The Chancellor Philip Hammond presented his second Autumn Budget on Monday 29 October 2018. In his speech he stated that ‘austerity is coming to an end – but discipline will remain’.
He also promised a ‘double deal dividend’ if the Brexit negotiations are successful but stated that there may be a full-scale Spring Budget in 2019 if not.
Personal tax changes – allowance and basic rate band increases
At the Budget, the Chancellor announced that increases to the personal allowance and basic rate band for 2019/20.
The personal allowance is currently £11,850. The personal allowance for 2019/20 will be £12,500. Also for 2019/20, the basic rate band will be increased to £37,500 so that the threshold at which the 40% band applies is £50,000 for those who are entitled to the full personal allowance. The additional rate of tax of 45% will remain payable on taxable income above £150,000.
The government had pledged to raise the thresholds to these levels by 2020/21.
Capital allowances changes
A number of changes to capital allowances were announced at the Budget, including an increase in the Annual Investment Allowance (AIA), for two years to £1 million, in relation to qualifying expenditure incurred from 1 January 2019. The AIA is currently £200,000 per annum. Complex calculations may apply to accounting periods which straddle 1 January 2019.
Other changes to the rules include:
• a reduction in the rate of writing down allowance on the special rate pool of plant and machinery, including long-life assets, thermal insulation, integral features and expenditure on cars with CO2 emissions of more than 110g/km, from 8% to 6% from April 2019. Complex calculations may apply to accounting periods which straddle this date
• clarification as to precisely which costs of altering land for the purposes of installing qualifying plant or machinery qualify for capital allowances, for claims on or after 29 October 2018
• the end of the 100% first year allowance and first year tax credits for products on the Energy Technology List and Water Technology List from April 2020
• an extension of the current 100% first year allowance for expenditure incurred on electric charge-point equipment until 2023
In addition, a new capital allowances regime will be introduced for structures and buildings. It will be known as the Structures and Buildings Allowance and will apply to new non-residential structures and buildings. Relief will be provided on eligible construction costs incurred on or after 29 October 2018, at an annual rate of 2% on a straight-line basis.
Entrepreneurs’ Relief changes
The government announced, as part of the Budget, that some changes are being made to the rules for Entrepreneurs’ Relief (ER) with immediate effect for disposals on or after 29 October 2018. Two new tests are to be added to the definition of a ‘personal company’, requiring the claimant to have a 5% interest in both the distributable profits and the net assets of the company. The new tests must be met, in addition to the existing tests, throughout the specified period in order for relief to be due. The existing tests already require a 5% interest in the ordinary share capital and 5% of voting rights.
Minimum qualifying period
The government will legislate in Finance Bill 2018-19 to increase the minimum period throughout which certain conditions must be met to qualify for ER, from one year to two years. The measure will have effect for disposals on or after 6 April 2019 except where a business ceased before 29 October 2018.

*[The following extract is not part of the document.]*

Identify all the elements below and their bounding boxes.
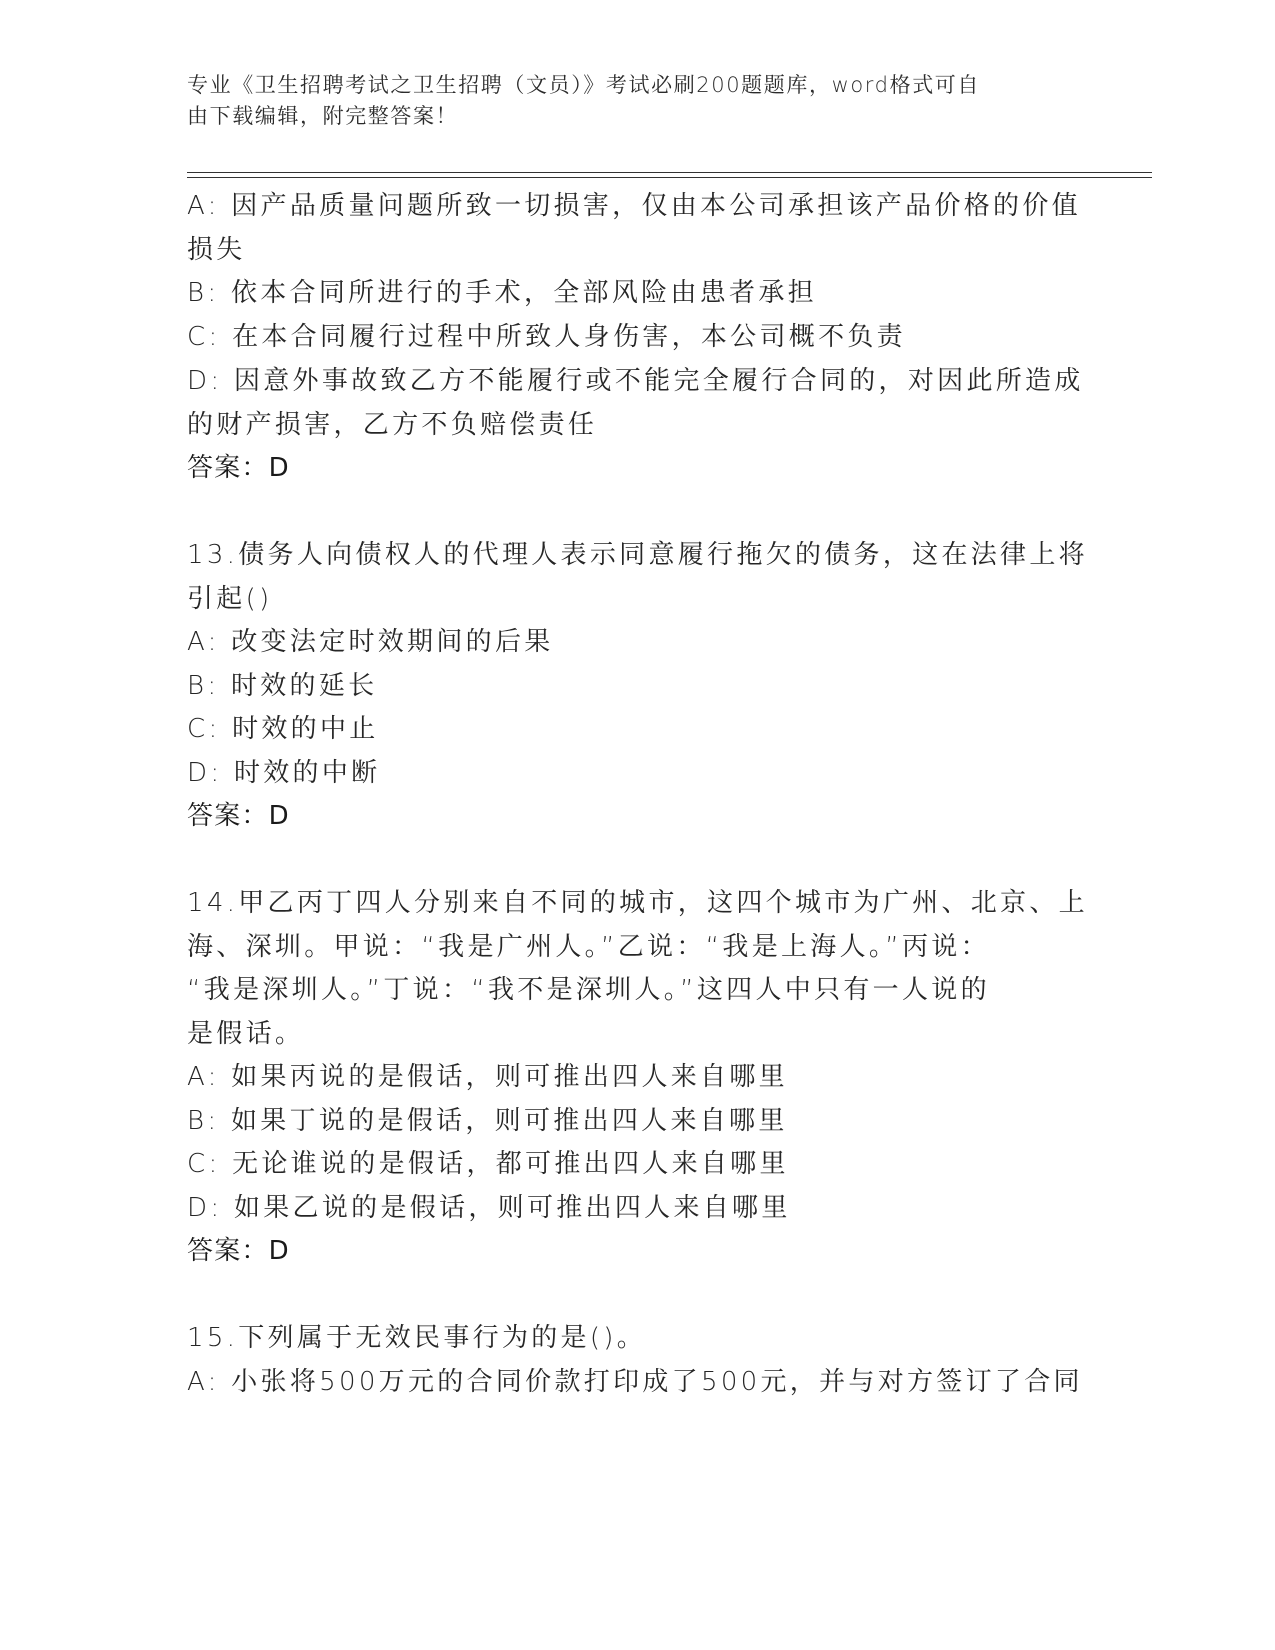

Where the claimant’s business ceased, or their personal company ceased to be a trading company (or the holding company of a trading group) before 29 October 2018, the existing one year qualifying period will continue to apply.
Dilution of holdings below 5%
Draft legislation has already been issued to provide a potential entitlement to ER where an individual’s holding in a company is reduced below the normal 5% qualifying level (meaning 5% of both ordinary share capital and voting power). The relief will only apply where the reduction below 5% occurs as a result of the company raising funds for commercial purposes by means of an issue of new shares, wholly for cash consideration.
Where a disposal of the shareholding prior to the issue would have resulted in a gain which would have qualified for ER, shareholders will be able to make an election treating them as if they had disposed of their shares and immediately reacquired them at market value just before dilution. To avoid an immediate CGT bill on this deemed disposal, a further election can be made to defer the gain until the shares are sold. ER can then be claimed on the deferred gain in the year the shares are sold under the rules in force at that time.
The new rules will apply for share issues which occur on or after 6 April 2019.